Un rugido ensordecedor me respondió al tiempo que me hizo saltar despavorido. En la ventana me observaba el enorme ojo de un dinosaurio.
–¡Buenos días a todos!– saludó mi padre, que llevaba la bata que se ponía después de darse su chapuzón en la piscina de monedas. Mientras caminaba a hacia la mesa, varias monedas de oro caían de su cabello, orejas y otras partes.
Cuando pasó frente a la ventana, el dinosaurio emitió algo parecido a un aullido.
–¿Qué sucede, amigo?– dijo, posando su mano sobre su párpado y acariciándolo –Pobrecillo. Debe ser muy agotador que todo mundo se la pase pegándote en la nariz. Sé lo que te animará.
Del bolsillo de su bata sacó un pedazo de carne y lo colocó en la boca del monstruoso lagarto.
–¿Les gusta mi dinosaurio, niños? Anoche mientras regresaba a casa me siguió, y como pasamos la tarde en el rancho de dinosaurios del señor Splitz, decidí adoptar a este amiguito en lugar de pegarle.
–Ese es un dimetrodón, señor– observó Abraham –No es doméstico, no hace labores de campo y su carne no es comestible.
–A mí me parece lindo que haya adoptado a un dinosaurio desamparado– confesó Lily
–De hecho– dijo Fransuá, sazonando la carne con un gesto de desaprobación –Con este van 14 dinosaurios que el señor Platas ha recogido de la calle.
–¡Eso es 14 veces más lindo! Como no son dinosaurios populares, nadie se encarga de ayudar a los pobres dimetrodones.
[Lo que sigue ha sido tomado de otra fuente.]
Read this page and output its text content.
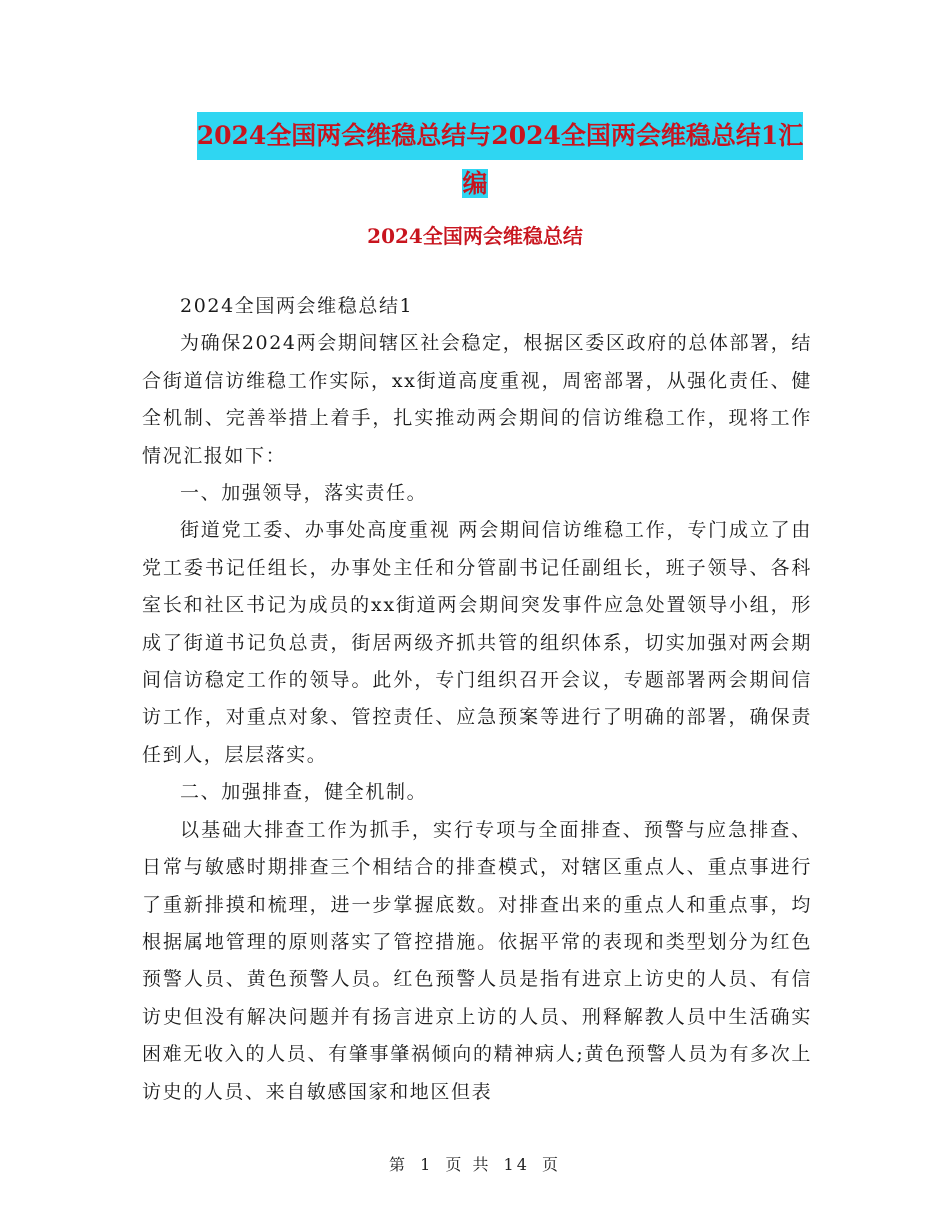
2024全国两会维稳总结与2024全国两会维稳总结1汇
编
2024全国两会维稳总结

2024全国两会维稳总结1

为确保2024两会期间辖区社会稳定，根据区委区政府的总体部署，结合街道信访维稳工作实际，xx街道高度重视，周密部署，从强化责任、健全机制、完善举措上着手，扎实推动两会期间的信访维稳工作，现将工作情况汇报如下：

一、加强领导，落实责任。

街道党工委、办事处高度重视 两会期间信访维稳工作，专门成立了由党工委书记任组长，办事处主任和分管副书记任副组长，班子领导、各科室长和社区书记为成员的xx街道两会期间突发事件应急处置领导小组，形成了街道书记负总责，街居两级齐抓共管的组织体系，切实加强对两会期间信访稳定工作的领导。此外，专门组织召开会议，专题部署两会期间信访工作，对重点对象、管控责任、应急预案等进行了明确的部署，确保责任到人，层层落实。

二、加强排查，健全机制。

以基础大排查工作为抓手，实行专项与全面排查、预警与应急排查、日常与敏感时期排查三个相结合的排查模式，对辖区重点人、重点事进行了重新排摸和梳理，进一步掌握底数。对排查出来的重点人和重点事，均根据属地管理的原则落实了管控措施。依据平常的表现和类型划分为红色预警人员、黄色预警人员。红色预警人员是指有进京上访史的人员、有信访史但没有解决问题并有扬言进京上访的人员、刑释解教人员中生活确实困难无收入的人员、有肇事肇祸倾向的精神病人;黄色预警人员为有多次上访史的人员、来自敏感国家和地区但表

第 1 页 共 14 页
–Es fácil decir eso cuando no eres tú quién les da de comer.
–¿Dijiste algo, Fransuá?
–Que el desayuno está listo, señor.
Mis amigos devoraban los hot-cakes como si no hubieran comido en días. Mi padre, que en otros días jamás me habría permitido tener amigos en casa, se veía fascinado con los niños farlandianos.
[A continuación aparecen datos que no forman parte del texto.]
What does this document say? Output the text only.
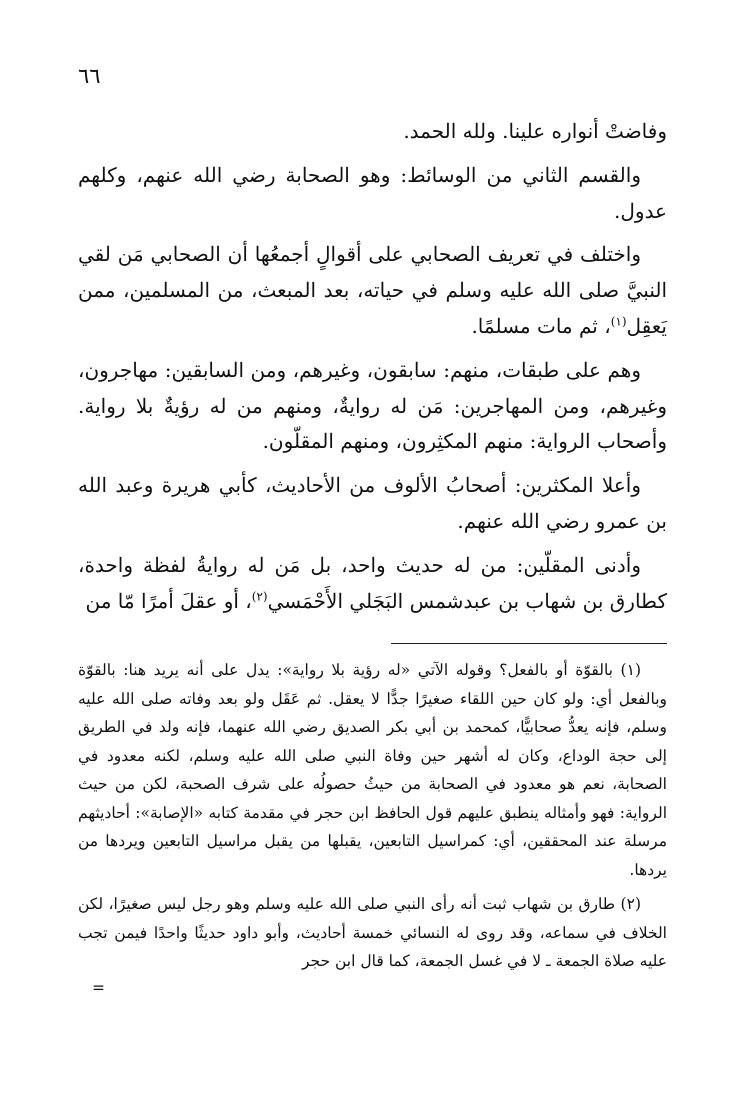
٦٦

وفاضتْ أنواره علينا. ولله الحمد.

والقسم الثاني من الوسائط: وهو الصحابة رضي الله عنهم، وكلهم عدول.

واختلف في تعريف الصحابي على أقوالٍ أجمعُها أن الصحابي مَن لقي النبيَّ صلى الله عليه وسلم في حياته، بعد المبعث، من المسلمين، ممن يَعقِل$^{(١)}$، ثم مات مسلمًا.

وهم على طبقات، منهم: سابقون، وغيرهم، ومن السابقين: مهاجرون، وغيرهم، ومن المهاجرين: مَن له روايةٌ، ومنهم من له رؤيةٌ بلا رواية. وأصحاب الرواية: منهم المكثِرون، ومنهم المقلّون.

وأعلا المكثرين: أصحابُ الألوف من الأحاديث، كأبي هريرة وعبد الله بن عمرو رضي الله عنهم.

وأدنى المقلّين: من له حديث واحد، بل مَن له روايةُ لفظة واحدة، كطارق بن شهاب بن عبدشمس البَجَلي الأَحْمَسي$^{(٢)}$، أو عقلَ أمرًا مّا من

(١) بالقوّة أو بالفعل؟ وقوله الآتي «له رؤية بلا رواية»: يدل على أنه يريد هنا: بالقوّة وبالفعل أي: ولو كان حين اللقاء صغيرًا جدًّا لا يعقل. ثم عَقَل ولو بعد وفاته صلى الله عليه وسلم، فإنه يعدُّ صحابيًّا، كمحمد بن أبي بكر الصديق رضي الله عنهما، فإنه ولد في الطريق إلى حجة الوداع، وكان له أشهر حين وفاة النبي صلى الله عليه وسلم، لكنه معدود في الصحابة، نعم هو معدود في الصحابة من حيثُ حصولُه على شرف الصحبة، لكن من حيث الرواية: فهو وأمثاله ينطبق عليهم قول الحافظ ابن حجر في مقدمة كتابه «الإصابة»: أحاديثهم مرسلة عند المحققين، أي: كمراسيل التابعين، يقبلها من يقبل مراسيل التابعين ويردها من يردها.

(٢) طارق بن شهاب ثبت أنه رأى النبي صلى الله عليه وسلم وهو رجل ليس صغيرًا، لكن الخلاف في سماعه، وقد روى له النسائي خمسة أحاديث، وأبو داود حديثًا واحدًا فيمن تجب عليه صلاة الجمعة ـ لا في غسل الجمعة، كما قال ابن حجر

=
–Bien– dijo mi padre cuando terminó su desayuno –Es hora de ir a trabajar.
Delante de nosotros se despojó de su bata y Lily se cubrió los ojos, pero Abraham la tomó de la mano y ambos descubrieron que mi padre ya llevaba puesto su traje blanco.
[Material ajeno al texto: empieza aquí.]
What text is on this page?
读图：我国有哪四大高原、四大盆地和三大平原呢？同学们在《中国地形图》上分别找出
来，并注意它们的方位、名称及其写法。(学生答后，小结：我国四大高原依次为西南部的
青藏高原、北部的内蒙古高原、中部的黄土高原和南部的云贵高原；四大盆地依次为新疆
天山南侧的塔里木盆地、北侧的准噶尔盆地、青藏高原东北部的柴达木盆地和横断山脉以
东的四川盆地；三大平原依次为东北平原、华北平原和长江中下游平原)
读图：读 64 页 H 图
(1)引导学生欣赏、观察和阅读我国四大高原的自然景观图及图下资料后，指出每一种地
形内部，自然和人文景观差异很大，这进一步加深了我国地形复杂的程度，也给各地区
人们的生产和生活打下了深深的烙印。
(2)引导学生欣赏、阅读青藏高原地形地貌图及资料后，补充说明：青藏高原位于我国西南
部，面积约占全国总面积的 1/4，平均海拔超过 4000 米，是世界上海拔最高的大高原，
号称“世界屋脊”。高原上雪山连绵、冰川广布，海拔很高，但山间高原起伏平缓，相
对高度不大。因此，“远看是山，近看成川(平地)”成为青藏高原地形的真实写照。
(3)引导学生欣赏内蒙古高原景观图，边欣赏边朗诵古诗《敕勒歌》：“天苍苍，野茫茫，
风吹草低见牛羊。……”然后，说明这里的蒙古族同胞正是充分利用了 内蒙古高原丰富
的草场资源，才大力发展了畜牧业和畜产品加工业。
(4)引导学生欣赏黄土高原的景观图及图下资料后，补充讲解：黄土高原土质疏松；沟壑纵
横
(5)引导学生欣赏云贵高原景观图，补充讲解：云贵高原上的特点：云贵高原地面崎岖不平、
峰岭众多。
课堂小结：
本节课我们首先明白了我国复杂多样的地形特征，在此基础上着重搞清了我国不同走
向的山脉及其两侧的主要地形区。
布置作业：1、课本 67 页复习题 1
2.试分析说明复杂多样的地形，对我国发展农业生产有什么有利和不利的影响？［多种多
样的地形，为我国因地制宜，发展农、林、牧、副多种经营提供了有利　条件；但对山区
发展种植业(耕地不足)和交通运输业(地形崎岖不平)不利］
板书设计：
–Sigo sin entender por qué te pones la bata si te metes a nadar vestido– objetó Alex.
–Hijo, hay cosas que no vas a entender hasta que tengas la edad para ser farlandizado. Ahora me retiro. Fransuá: ¿dónde está mi gatito?
–Voy a buscarlo, señor– dijo, sirviendo al dinosaurio un bocado de carne frita y se retiró, dejando a Camila y Constantia a cargo de la estufa. Un momento después regresó con una caja llena de mininos.
–Veamos, hoy llevaré el atigrado– dijo, y el mayordomo lo colocó en el bolsillo de su saco –Ofréceles uno a los niños, Fransuá. Nada hace tan ameno el trabajo como llevar un gatito a la oficina o al salón de clases.
Lily tomó un gatito negro y Abraham eligió uno de color dorado.
–No gracias– dije, cuando el mayordomo puso la caja frente a mí –Tal vez otro día.
Durante este tiempo me pregunté si el casco que el señor Dold había usado en mi padre no habría estado descompuesto, y en lugar de sólo farlandizarlo, lo había vuelto completamente orate.
–Si se me permite opinar– objetó Duke, desde debajo de la mesa –Me parece de muy mal gusto que traiga gatos a esta casa, señor.